Conservative activist Grover Norquist is seeking a trademark on "K Street Project," saying Democrats and Majority Leader John Boehner (R-Ohio) have wrongfully acquired the term to describe unethical practices that have nothing to do with his organization.
Far from running away from the term, as most other Republicans have since January, when lobbyist Jack Abramoff agreed to plead guilty to corruption charges, Norquist is embracing it.

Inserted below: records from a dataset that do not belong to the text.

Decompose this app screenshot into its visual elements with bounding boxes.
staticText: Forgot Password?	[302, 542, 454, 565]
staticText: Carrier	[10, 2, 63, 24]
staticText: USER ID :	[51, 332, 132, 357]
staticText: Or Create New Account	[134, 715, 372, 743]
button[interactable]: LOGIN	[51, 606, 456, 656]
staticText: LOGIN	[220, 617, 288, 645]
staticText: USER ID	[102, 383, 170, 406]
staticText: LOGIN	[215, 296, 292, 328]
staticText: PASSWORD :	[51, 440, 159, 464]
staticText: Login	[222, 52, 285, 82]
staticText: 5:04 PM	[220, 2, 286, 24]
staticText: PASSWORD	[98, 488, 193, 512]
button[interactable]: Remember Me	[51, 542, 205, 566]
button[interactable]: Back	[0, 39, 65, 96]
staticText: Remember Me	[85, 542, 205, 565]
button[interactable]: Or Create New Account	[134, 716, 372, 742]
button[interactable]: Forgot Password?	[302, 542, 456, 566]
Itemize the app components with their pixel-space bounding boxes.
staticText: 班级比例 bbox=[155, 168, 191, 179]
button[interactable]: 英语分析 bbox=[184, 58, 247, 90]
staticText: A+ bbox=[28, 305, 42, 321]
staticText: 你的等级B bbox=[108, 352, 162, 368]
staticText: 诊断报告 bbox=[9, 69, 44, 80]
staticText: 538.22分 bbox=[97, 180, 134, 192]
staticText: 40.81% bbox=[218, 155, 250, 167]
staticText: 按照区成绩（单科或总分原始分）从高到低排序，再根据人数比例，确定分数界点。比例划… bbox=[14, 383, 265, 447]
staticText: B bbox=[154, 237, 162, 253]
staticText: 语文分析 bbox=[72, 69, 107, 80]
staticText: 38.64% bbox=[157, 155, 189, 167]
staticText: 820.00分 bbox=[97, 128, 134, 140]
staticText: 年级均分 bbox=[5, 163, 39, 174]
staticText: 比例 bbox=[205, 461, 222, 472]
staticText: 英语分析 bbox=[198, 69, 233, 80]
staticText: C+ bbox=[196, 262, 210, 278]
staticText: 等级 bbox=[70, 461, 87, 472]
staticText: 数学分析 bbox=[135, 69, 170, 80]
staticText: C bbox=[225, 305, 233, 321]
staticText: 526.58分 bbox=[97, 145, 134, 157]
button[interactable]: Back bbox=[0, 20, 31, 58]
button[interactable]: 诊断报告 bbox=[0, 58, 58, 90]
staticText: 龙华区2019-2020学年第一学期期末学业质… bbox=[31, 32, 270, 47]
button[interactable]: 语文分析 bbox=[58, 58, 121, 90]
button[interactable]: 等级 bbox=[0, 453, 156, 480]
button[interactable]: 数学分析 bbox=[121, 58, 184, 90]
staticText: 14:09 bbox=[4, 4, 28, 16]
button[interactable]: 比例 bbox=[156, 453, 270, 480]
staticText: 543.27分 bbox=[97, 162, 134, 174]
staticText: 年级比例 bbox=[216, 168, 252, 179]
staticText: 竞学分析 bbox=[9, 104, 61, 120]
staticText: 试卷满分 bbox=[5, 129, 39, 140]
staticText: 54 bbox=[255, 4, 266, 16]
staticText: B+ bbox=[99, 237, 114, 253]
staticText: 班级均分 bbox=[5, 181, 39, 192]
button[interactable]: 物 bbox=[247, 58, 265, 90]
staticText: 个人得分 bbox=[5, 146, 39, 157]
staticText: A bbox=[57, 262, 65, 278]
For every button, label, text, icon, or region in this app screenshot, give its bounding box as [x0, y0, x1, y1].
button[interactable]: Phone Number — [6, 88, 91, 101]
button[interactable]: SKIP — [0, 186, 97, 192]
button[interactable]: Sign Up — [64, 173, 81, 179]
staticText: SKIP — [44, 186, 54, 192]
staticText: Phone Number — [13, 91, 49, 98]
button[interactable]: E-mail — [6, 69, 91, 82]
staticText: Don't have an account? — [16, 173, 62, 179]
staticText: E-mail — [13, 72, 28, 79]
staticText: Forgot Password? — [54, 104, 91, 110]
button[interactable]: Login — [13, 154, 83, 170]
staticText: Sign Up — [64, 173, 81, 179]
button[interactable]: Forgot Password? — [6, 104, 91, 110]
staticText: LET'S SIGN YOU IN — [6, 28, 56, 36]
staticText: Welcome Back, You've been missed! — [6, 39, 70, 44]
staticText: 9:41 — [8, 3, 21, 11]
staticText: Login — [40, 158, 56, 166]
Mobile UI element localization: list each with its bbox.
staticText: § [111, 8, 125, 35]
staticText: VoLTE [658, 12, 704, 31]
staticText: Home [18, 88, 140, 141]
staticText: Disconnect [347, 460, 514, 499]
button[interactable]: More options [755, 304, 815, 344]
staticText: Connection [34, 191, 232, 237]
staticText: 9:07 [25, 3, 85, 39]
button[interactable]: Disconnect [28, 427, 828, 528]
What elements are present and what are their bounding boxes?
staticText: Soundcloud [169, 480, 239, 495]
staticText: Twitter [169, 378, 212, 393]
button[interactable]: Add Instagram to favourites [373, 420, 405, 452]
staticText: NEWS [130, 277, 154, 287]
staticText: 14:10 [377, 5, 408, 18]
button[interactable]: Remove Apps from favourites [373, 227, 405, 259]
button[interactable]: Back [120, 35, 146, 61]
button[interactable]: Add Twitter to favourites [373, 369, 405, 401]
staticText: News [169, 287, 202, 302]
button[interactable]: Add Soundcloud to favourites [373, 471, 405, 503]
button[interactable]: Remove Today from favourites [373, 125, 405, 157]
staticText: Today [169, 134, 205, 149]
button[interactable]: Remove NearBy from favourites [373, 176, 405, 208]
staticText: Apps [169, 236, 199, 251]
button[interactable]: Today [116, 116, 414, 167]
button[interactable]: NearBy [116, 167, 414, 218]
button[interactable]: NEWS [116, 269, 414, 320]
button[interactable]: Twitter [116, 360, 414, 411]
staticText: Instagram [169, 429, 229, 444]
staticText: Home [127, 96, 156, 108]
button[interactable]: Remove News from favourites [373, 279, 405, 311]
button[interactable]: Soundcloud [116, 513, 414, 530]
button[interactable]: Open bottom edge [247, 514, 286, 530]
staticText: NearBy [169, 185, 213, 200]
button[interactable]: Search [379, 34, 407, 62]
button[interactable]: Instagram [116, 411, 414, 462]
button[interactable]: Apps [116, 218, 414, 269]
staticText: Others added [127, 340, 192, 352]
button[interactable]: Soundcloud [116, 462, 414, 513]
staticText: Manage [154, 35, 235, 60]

Norquist said he founded the K Street Project in 1989 to bring ideological balance to lobbying firms. His group distributes weekly jobs bulletins by e-mail to 250 subscribers. This week's bulletin is a 75-page dossier with positions at the Federal Election Commission, Merrill Lynch, the American Health Care Association, WellPoint and Home Depot.
Norquist said, "We argued to K Street - to trade associations, Fortune 500 companies, the Chamber of Commerce, National Association of Manufacturers - you should hire people who agree with you philosophically. That means, labor unions, you should hire liberals."
But the phrase "K Street Project" has since come to encompass a nefarious practice of Republican lawmakers pressuring groups to hire right-leaning employees; Rep. Tom DeLay (R-Texas) was admonished by the House ethics committee for doing so in 1998.
Norquist's trademark application could take up to a year and a half to be processed.
"Some people say Kleenex when they mean tissue," Norquist said. "We will jealously guard the real phrasing the way Kleenex and Coca-Cola do. We will sue anyone who says it wrong and make lots of money."